I mused with a considerable amount of tensity over Cyril that night, when I had got home and Jeeves had brought me the final whisky. I couldn’t help feeling that this visit of his to America was going to be one of those times that try men’s souls and what not. I hauled out Aunt Agatha’s letter of introduction and re-read it, and there was no getting away from the fact that she undoubtedly appeared to be somewhat wrapped up in this blighter and to consider it my mission in life to shield him from harm while on the premises. I was deuced thankful that he had taken such a liking for George Caffyn, old George being a steady sort of cove. After I had got him out of his dungeon-cell, he and old George had gone off together, as chummy as brothers, to watch the afternoon rehearsal of “Ask Dad.” There was some talk, I gathered, of their dining together. I felt pretty easy in my mind while George had his eye on him.
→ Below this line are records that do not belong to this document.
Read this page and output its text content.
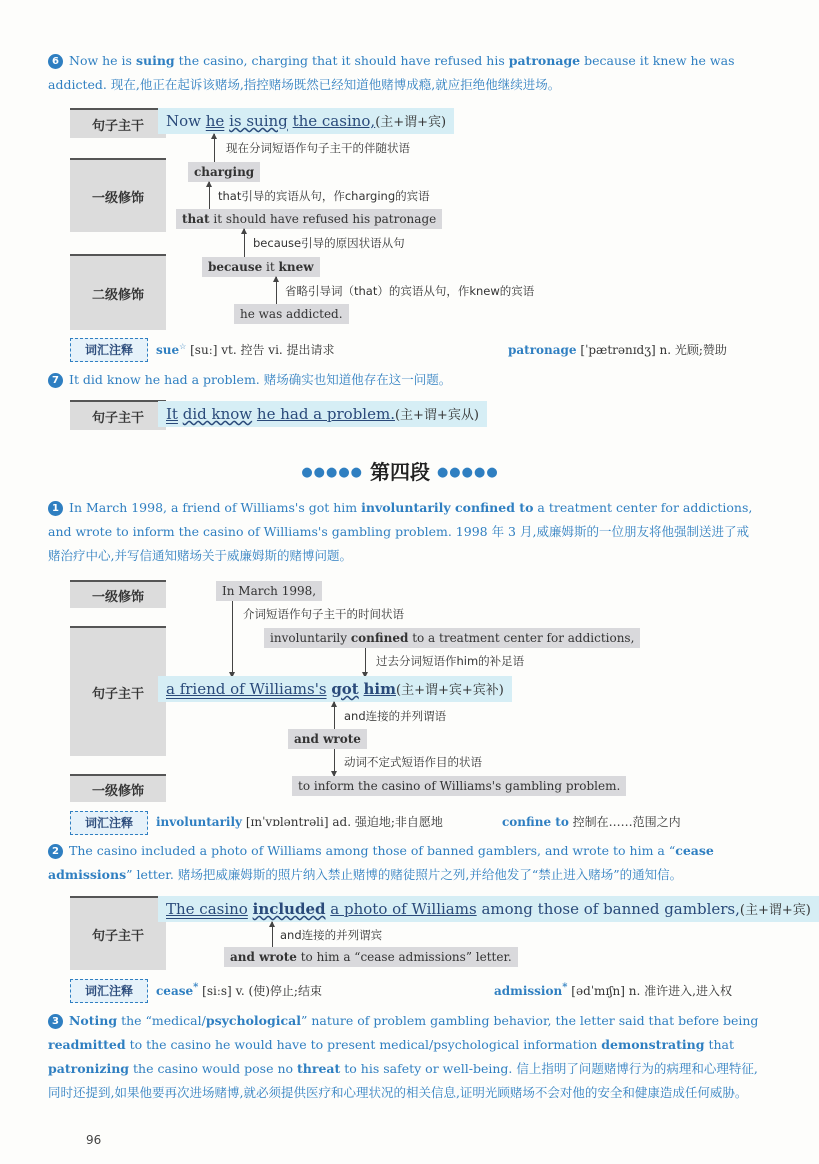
6 Now he is suing the casino, charging that it should have refused his patronage because it knew he was addicted. 现在,他正在起诉该赌场,指控赌场既然已经知道他赌博成瘾,就应拒绝他继续进场。
句子主干
一级修饰
二级修饰
Now he is suing the casino,(主+谓+宾)
现在分词短语作句子主干的伴随状语
charging
that引导的宾语从句，作charging的宾语
that it should have refused his patronage
because引导的原因状语从句
because it knew
省略引导词（that）的宾语从句，作knew的宾语
he was addicted.
词汇注释	sue☆ [suː] vt. 控告 vi. 提出请求	patronage [ˈpætrənɪdʒ] n. 光顾;赞助
7 It did know he had a problem. 赌场确实也知道他存在这一问题。
句子主干	It did know he had a problem.(主+谓+宾从)
●●●●● 第四段 ●●●●●
1 In March 1998, a friend of Williams's got him involuntarily confined to a treatment center for addictions, and wrote to inform the casino of Williams's gambling problem. 1998 年 3 月,威廉姆斯的一位朋友将他强制送进了戒赌治疗中心,并写信通知赌场关于威廉姆斯的赌博问题。
一级修饰
句子主干
一级修饰
In March 1998,
介词短语作句子主干的时间状语
involuntarily confined to a treatment center for addictions,
过去分词短语作him的补足语
a friend of Williams's got him(主+谓+宾+宾补)
and连接的并列谓语
and wrote
动词不定式短语作目的状语
to inform the casino of Williams's gambling problem.
词汇注释	involuntarily [ɪnˈvɒləntrəli] ad. 强迫地;非自愿地	confine to 控制在……范围之内
2 The casino included a photo of Williams among those of banned gamblers, and wrote to him a “cease admissions” letter. 赌场把威廉姆斯的照片纳入禁止赌博的赌徒照片之列,并给他发了“禁止进入赌场”的通知信。
句子主干
The casino included a photo of Williams among those of banned gamblers,(主+谓+宾)
and连接的并列谓宾
and wrote to him a “cease admissions” letter.
词汇注释	cease* [siːs] v. (使)停止;结束	admission* [ədˈmɪʃn] n. 准许进入,进入权
3 Noting the “medical/psychological” nature of problem gambling behavior, the letter said that before being readmitted to the casino he would have to present medical/psychological information demonstrating that patronizing the casino would pose no threat to his safety or well-being. 信上指明了问题赌博行为的病理和心理特征,同时还提到,如果他要再次进场赌博,就必须提供医疗和心理状况的相关信息,证明光顾赌场不会对他的安全和健康造成任何威胁。
96
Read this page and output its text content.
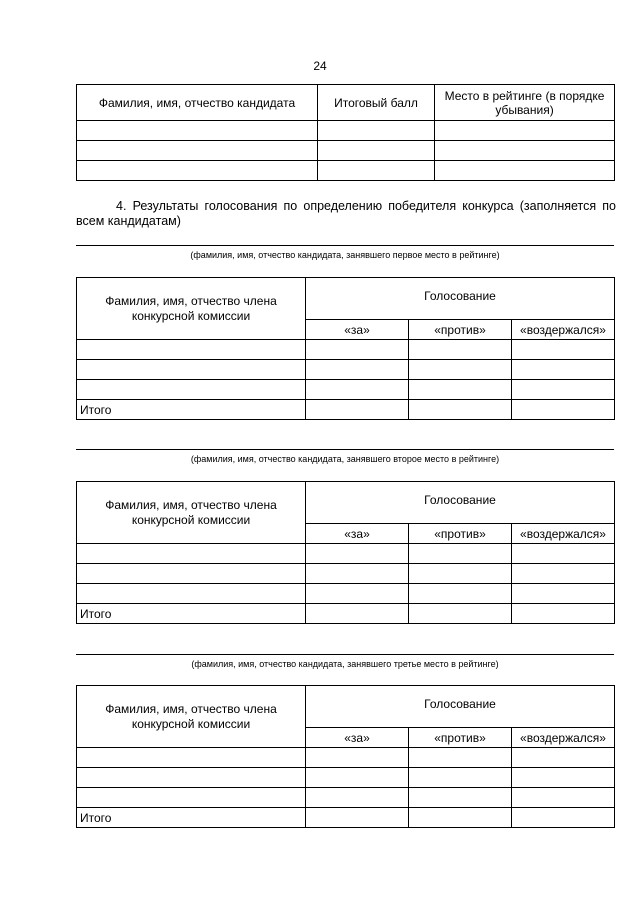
24
Фамилия, имя, отчество кандидата	Итоговый балл	Место в рейтинге (в порядке убывания)

4. Результаты голосования по определению победителя конкурса (заполняется по всем кандидатам)
(фамилия, имя, отчество кандидата, занявшего первое место в рейтинге)
Фамилия, имя, отчество члена конкурсной комиссии	Голосование		
	«за»	«против»	«воздержался»

Итого			
(фамилия, имя, отчество кандидата, занявшего второе место в рейтинге)
Фамилия, имя, отчество члена конкурсной комиссии	Голосование		
	«за»	«против»	«воздержался»

Итого			
(фамилия, имя, отчество кандидата, занявшего третье место в рейтинге)
Фамилия, имя, отчество члена конкурсной комиссии	Голосование		
	«за»	«против»	«воздержался»

Итого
I had got about as far as this in my meditations, when Jeeves came in with a telegram. At least, it wasn’t a telegram: it was a cable—from Aunt Agatha, and this is what it said:—
“Has Cyril Bassington-Bassington called yet? On no account introduce him into theatrical circles. Vitally important. Letter follows.”
I read it a couple of times.
“This is rummy, Jeeves!”
“Very rummy and dashed disturbing!”
“Will there be anything further to-night, sir?”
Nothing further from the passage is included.